Pregnancy: Teratogenic Effects: Pregnancy Category C: There are no adequate and well-controlled studies in pregnant women. Dexmedetomidine should be used during pregnancy only if the potential benefits justify the potential risk to the fetus.
Labor and delivery: The safety of dexmedetomidine during labor and delivery has not been studied. Therefore, dexmedetomidine is not recommended during labor and delivery including cesarean section deliveries.
Nursing mothers: It is not known whether dexmedetomidine is excreted in human milk.
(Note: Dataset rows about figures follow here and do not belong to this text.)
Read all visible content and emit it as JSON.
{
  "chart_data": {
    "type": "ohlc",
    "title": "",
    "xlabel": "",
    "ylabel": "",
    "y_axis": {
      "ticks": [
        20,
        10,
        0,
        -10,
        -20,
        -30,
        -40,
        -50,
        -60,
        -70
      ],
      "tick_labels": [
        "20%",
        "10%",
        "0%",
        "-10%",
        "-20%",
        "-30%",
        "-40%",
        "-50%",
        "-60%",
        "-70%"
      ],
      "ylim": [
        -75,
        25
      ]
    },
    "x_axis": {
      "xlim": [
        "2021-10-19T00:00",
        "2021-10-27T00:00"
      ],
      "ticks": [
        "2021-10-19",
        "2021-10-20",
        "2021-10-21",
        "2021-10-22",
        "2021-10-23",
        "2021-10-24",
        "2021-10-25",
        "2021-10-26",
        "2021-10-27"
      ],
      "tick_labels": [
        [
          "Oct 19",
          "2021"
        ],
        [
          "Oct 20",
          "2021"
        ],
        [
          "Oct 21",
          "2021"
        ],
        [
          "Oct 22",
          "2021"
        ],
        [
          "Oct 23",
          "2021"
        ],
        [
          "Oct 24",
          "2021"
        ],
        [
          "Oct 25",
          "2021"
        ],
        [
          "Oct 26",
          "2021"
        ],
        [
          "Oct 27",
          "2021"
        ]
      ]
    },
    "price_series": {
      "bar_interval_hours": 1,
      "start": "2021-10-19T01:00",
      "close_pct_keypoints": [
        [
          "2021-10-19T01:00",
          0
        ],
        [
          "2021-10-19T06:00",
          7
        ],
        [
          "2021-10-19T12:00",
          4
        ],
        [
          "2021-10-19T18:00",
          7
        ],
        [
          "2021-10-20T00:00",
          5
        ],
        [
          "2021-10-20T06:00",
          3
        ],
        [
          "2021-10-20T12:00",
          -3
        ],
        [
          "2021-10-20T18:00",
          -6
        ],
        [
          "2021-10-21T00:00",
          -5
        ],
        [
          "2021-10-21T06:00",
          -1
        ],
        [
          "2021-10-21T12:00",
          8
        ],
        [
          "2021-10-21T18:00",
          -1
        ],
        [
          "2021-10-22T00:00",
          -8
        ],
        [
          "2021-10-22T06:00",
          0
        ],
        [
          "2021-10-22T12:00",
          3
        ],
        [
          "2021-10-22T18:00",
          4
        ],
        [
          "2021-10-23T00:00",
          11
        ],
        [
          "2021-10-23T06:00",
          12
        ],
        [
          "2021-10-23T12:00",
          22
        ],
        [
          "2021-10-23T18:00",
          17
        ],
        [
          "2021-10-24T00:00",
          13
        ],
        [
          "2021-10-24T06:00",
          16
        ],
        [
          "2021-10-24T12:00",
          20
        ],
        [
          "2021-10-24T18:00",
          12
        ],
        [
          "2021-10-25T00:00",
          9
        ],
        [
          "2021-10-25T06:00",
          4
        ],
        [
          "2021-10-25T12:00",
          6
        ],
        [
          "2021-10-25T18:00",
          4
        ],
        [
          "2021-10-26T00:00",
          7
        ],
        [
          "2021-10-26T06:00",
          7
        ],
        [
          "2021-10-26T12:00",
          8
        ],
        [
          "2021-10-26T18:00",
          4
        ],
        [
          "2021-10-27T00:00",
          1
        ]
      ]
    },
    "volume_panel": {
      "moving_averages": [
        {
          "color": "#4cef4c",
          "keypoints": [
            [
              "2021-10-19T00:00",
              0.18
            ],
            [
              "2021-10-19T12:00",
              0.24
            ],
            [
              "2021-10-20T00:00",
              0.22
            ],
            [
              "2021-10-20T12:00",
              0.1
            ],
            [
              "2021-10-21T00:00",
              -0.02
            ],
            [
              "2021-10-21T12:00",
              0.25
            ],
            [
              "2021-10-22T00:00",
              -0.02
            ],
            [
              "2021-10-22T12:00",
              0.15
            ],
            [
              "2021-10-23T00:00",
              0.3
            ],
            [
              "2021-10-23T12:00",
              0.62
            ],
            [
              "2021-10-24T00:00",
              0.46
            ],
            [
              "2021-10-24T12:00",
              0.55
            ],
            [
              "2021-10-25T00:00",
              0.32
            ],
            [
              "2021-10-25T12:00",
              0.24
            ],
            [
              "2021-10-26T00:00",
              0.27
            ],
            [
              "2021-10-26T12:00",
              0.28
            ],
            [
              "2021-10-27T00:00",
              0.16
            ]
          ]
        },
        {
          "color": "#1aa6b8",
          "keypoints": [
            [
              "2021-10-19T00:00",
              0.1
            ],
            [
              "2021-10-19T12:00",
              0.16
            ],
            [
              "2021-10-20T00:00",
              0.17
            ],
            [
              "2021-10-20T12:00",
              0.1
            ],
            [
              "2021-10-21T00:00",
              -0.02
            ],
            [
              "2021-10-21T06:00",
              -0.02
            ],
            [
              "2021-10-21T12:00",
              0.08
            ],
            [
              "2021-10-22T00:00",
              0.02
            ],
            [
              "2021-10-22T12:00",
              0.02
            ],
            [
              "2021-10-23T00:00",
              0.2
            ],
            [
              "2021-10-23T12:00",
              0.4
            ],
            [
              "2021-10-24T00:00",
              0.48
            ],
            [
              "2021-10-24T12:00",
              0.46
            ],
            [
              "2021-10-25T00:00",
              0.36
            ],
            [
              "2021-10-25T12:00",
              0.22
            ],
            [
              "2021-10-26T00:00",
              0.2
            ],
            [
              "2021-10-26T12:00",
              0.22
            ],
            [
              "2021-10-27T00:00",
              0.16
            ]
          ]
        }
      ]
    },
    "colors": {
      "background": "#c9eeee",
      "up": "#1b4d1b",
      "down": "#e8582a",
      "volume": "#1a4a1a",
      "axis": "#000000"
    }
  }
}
Because many drugs are excreted in human milk, caution should be excercised when dexmedetomidine is administered to a nursing woman.
The most frequently observed treatment-emergent adverse events included hypotension, hypertension, nausea, bradycardia, fever, vomiting, hypoxia, tachycardia and anemia.
The treatment-emergent adverse events in the table as follows were reported in ≤1% of all dexmedetomidine-treated patients that are potentially clinically relevant. (See table.)
Click on icon to see table/diagram/image
General: No evidence of cytochrome P450 mediated drug interactions that are likely to be of clinical relevance.
Anesthetics/Sedatives/Hypnotics/Opioids: Co-administration of dexmedetomidine with anesthetics, sedatives, hypnotics, and opioids is likely to lead to an enhancement of effects. Specific studies have confirmed these effects with sevoflurane, isoflurane, propofol, alfentanil, and midazolam. No pharmacokinetic interactions between dexmedetomidine and isoflurane, propofol, alfentanil and midazolam has been demonstrated. However, due to possible pharmacodynamic interactions, when co-administered with dexmedetomidine, a reduction in dosage of dexmedetomidine or the concomitant anesthetic, sedative, hypnotic or opioid may be required.
Handling Procedures: Parenteral products should be inspected visually for particulate matter and discoloration prior to administration. Strict aseptic technique must always be maintained during handling of dexmedetomidine. Vials are intended for single use only.
Dexmedetomidine must be diluted in 0.9% sodium chloride solution to achieve the required concentrations prior to administration. Preparation of solutions is the same, whether for the loading dose or maintenance infusion (see Dosage & Administration).
Store at temperature below 25°C. Keep the vial in the original box when not in use.
The solution that has been diluted in 0.9% NaCl infusion solution is stable for 24 hours at a temperature below 30°C.
N05CM18 - dexmedetomidine ; Belongs to the class of other hypnotics and sedatives.